TECHNOLOGY

Apps for people with disabilities

Mobile applications were created to make the use of technology more friendly and enjoyable

Apps for people with disabilities

The Adecco Foundation and Keysight Technologies published in its report ‘Technology and Disability’ that 60% of people with some type of disability would use both technology and specific mobile applications. Thanks to its use and accessibility, their quality of life has improved and provided better tools to develop adequately in work and social environments. Likewise, the World Health Organization (WHO) considers that there are around 800 million people with disabilities in the world and that access to technology must be present in order to build an egalitarian society.

From the number previously given by the WHO, individuals suffer from vision, hearing, physical disabilities, and some type of intellectual disability.

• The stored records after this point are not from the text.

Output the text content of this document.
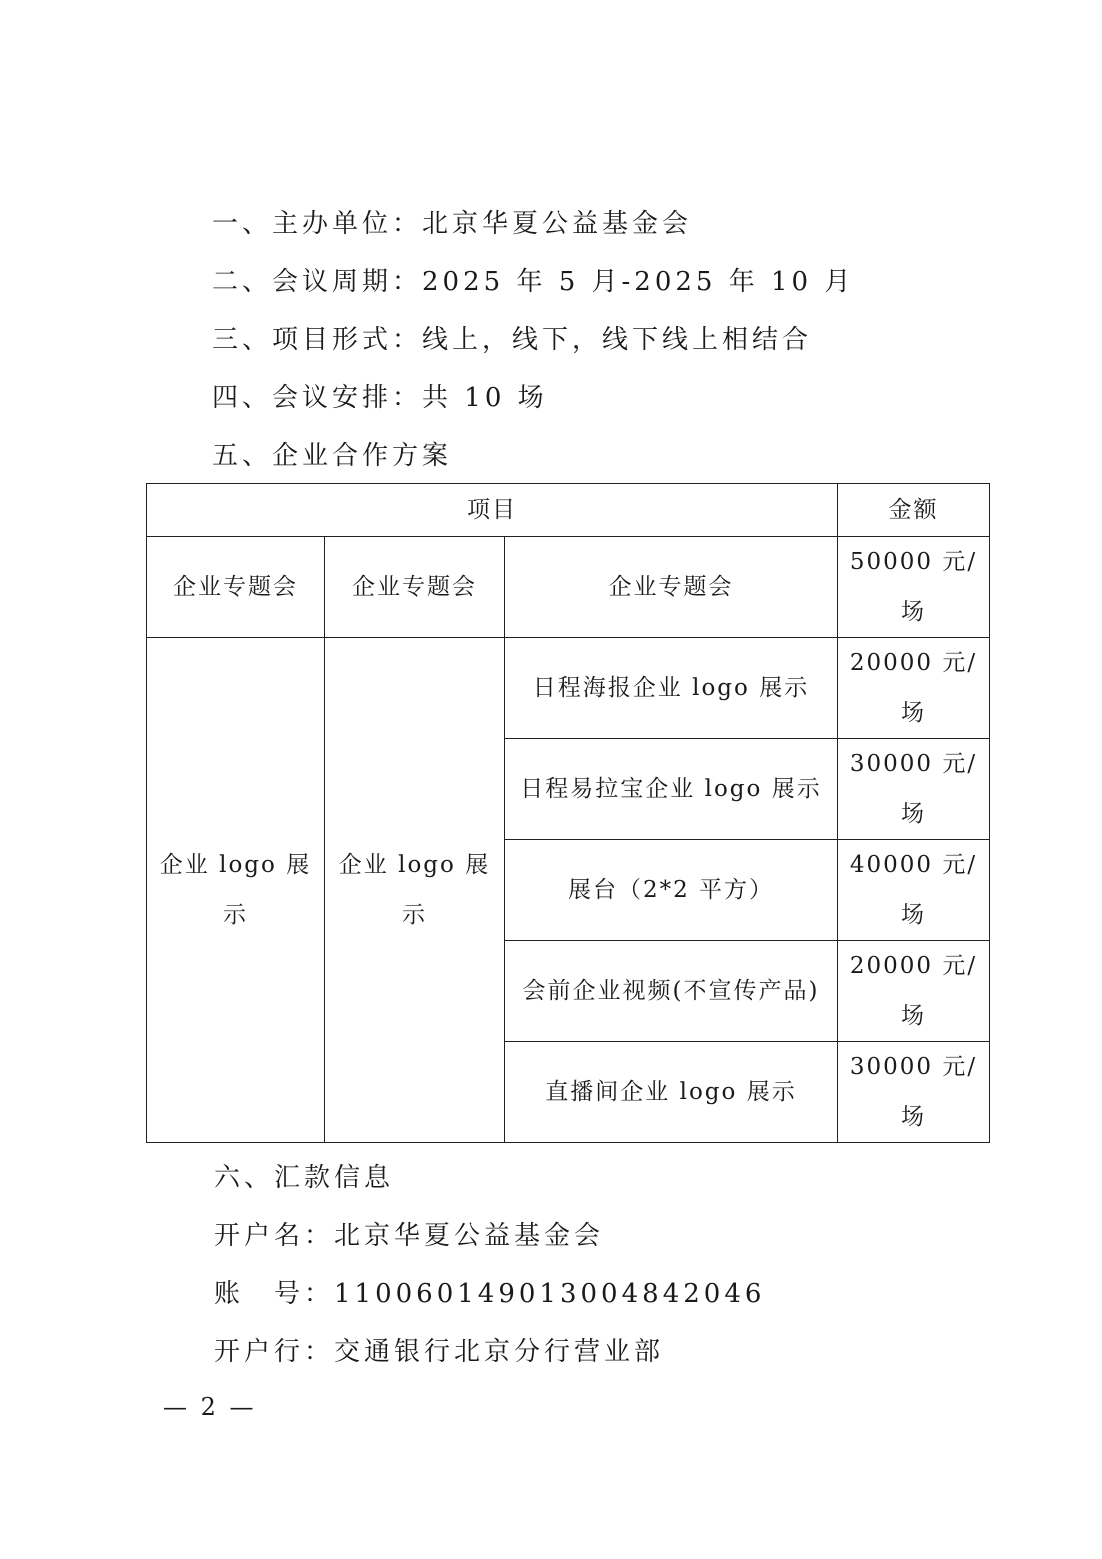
一、主办单位：北京华夏公益基金会
二、会议周期：2025 年 5 月-2025 年 10 月
三、项目形式：线上，线下，线下线上相结合
四、会议安排：共 10 场
五、企业合作方案
项目			金额
企业专题会	企业专题会	企业专题会	50000 元/场
企业 logo 展示	企业 logo 展示	日程海报企业 logo 展示	20000 元/场
		日程易拉宝企业 logo 展示	30000 元/场
		展台（2*2 平方）	40000 元/场
		会前企业视频(不宣传产品)	20000 元/场
		直播间企业 logo 展示	30000 元/场
六、汇款信息
开户名：北京华夏公益基金会
账　号：110060149013004842046
开户行：交通银行北京分行营业部
— 2 —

New technologies are a factor of social inclusion and are considered an important tool for development, in addition to strengthening ethical, cultural, social, and economic criteria.

The apps against discrimination

On a report made by the National University of Mexico (UNAM), the new information and communication technologies (ICT) have as ultimate goal the offering of an optimal and friendly accessibility to mobile devices and computers, incorporating elements, applications and innovations that favor the inclusion and acquisition of new knowledge for those who, in their eagerness to learn, seek to make the world see that thanks to the new digital age the only disability that exists is opposing to change.

App store and Google Play have and offer in their market countless of applications for their users; among the most used or popular apps are:

Accesibility: This app comes as a response to the need for spaces and places accessible to people with reduced mobility. It reports the actual location and the distance from one point to another.

Google Talkback: Facilitates the access and consultation of the mobile phone by voice and vibration response for visually impaired people.

Cermi Complaints: Works as a reporting mechanism when the rights for people with disabilities are violated or violated.

DiLo: Communicator that allows the user to use adjustable phrases to their circumstances and their routines.